Liberation is a continuous process; “no comma, no full stop, and no nothing”

A country is liberated even when it is already liberated. After the liberation from colonialists or co-colonialists, just like the case of South Sudan with Sudan, another liberation, what they call the liberation for prosperity, commences and remains in motion until the end of the earth. And when will the earth end? No one knows.

After South Sudan got liberated from Sudan, another liberation, a weaponless liberation for prosperity, should have been set in motion to make sure the chronic wounds of the 21 years get healed. This would too heal the trauma and reconcile the people to live a harmonious life.

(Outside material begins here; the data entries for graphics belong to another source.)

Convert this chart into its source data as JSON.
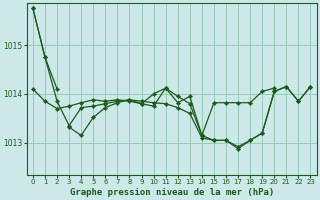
{
  "title": "Graphe pression niveau de la mer (hPa)",
  "background_color": "#cce8e8",
  "grid_color": "#99ccbb",
  "line_color": "#1a5c1a",
  "marker_color": "#1a5c1a",
  "xlim": [
    -0.5,
    23.5
  ],
  "ylim": [
    1012.35,
    1015.85
  ],
  "yticks": [
    1013,
    1014,
    1015
  ],
  "xticks": [
    0,
    1,
    2,
    3,
    4,
    5,
    6,
    7,
    8,
    9,
    10,
    11,
    12,
    13,
    14,
    15,
    16,
    17,
    18,
    19,
    20,
    21,
    22,
    23
  ],
  "series": [
    [
      1015.75,
      1014.75,
      1014.1,
      null,
      null,
      null,
      null,
      null,
      null,
      null,
      null,
      null,
      null,
      null,
      null,
      null,
      null,
      null,
      null,
      null,
      null,
      null,
      null,
      null
    ],
    [
      1014.1,
      1013.85,
      1013.7,
      1013.75,
      1013.82,
      1013.88,
      1013.85,
      1013.88,
      1013.85,
      1013.8,
      1014.0,
      1014.12,
      1013.82,
      1013.95,
      1013.15,
      1013.82,
      1013.82,
      1013.82,
      1013.82,
      1014.05,
      1014.12,
      null,
      null,
      null
    ],
    [
      null,
      null,
      null,
      1013.32,
      1013.15,
      1013.52,
      1013.72,
      1013.82,
      1013.88,
      1013.8,
      1013.75,
      1014.12,
      1013.95,
      1013.8,
      1013.15,
      1013.05,
      1013.05,
      1012.88,
      1013.05,
      1013.2,
      1014.05,
      1014.15,
      1013.85,
      1014.15
    ],
    [
      1015.75,
      1014.75,
      1013.85,
      1013.35,
      1013.72,
      1013.75,
      1013.8,
      1013.85,
      1013.88,
      1013.85,
      1013.82,
      1013.8,
      1013.72,
      1013.6,
      1013.1,
      1013.05,
      1013.05,
      1012.92,
      1013.05,
      1013.2,
      1014.05,
      1014.15,
      1013.85,
      1014.15
    ]
  ]
}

Schools should have been built to liberate people from the illiteracy inflicted on them by the civil wars. Hospitals should have been built to liberate people from mortalities and morbidities. Roads, bridges, railways, and airports should have been built to liberate people from inaccessibility, poor infrastructure, poor economy, and insecurity.

International ties should have been strengthened and new ones built to liberate South Sudanese from hunger, mistrust in regional and international cooperation, membership termination, sanctions, and arms embargo.

The then SPLA, now SSPDF, which liberated the country should have been moulded into an army that can wear a blue helmet for peacekeeping inside or outside Africa.

The ruling party’s National Secretariat should have been the one occupying Equatoria Tower (UAP building) as its own structure. But unfortunately, it is now operating in fabricated containers. The ruling party’s youth wing aka SPLM Youth League should have been the muscles of movement in all walks of the country. But unfortunately, it is now incapable of moving itself forward.

The communities around the oil fields should have become the Kikuyu of South Sudan. They should have been the richest communities in the country, thus shouldering the role of extending a helping hand to other communities. But unfortunately, approximately one baby in one hundred babies born is born with a defect as a consequence of oil hazards.

The only good thing is that students are being sponsored by the oil companies, but even if they are sponsored and their younger brothers and sisters are being born with one eye, leg, or arm, is that compensation equivalent to such permanent defects?

The borders of South Sudan should have been well demarcated to avoid encroachment by the neighbouring countries. But unfortunately, the map of South Sudan, if drawn according to the areas inhabited by South Sudanese now, cannot have the same look as the one in the Geography textbooks.

If there were a liberation of prosperity in motion, there would be no communal clashes that are upgraded by politicians to become the causes of rebellion. No liberator tells another liberator to look up and see how far their own communities are left behind. Liberators are like cows taken to where they graze pastures.

They saw the green pastures and found it a delicious food to eat alone without paying back those who used to contribute cows, goats, food items, and their dear sons to participate in the army during the liberation struggle. It is South Sudan itself that is liberated, but South Sudanese are not yet liberated. Liberation does not end; it continues and continues and continues still. It should continue.

Thanks for reading “Sowing the Seed of Truth”.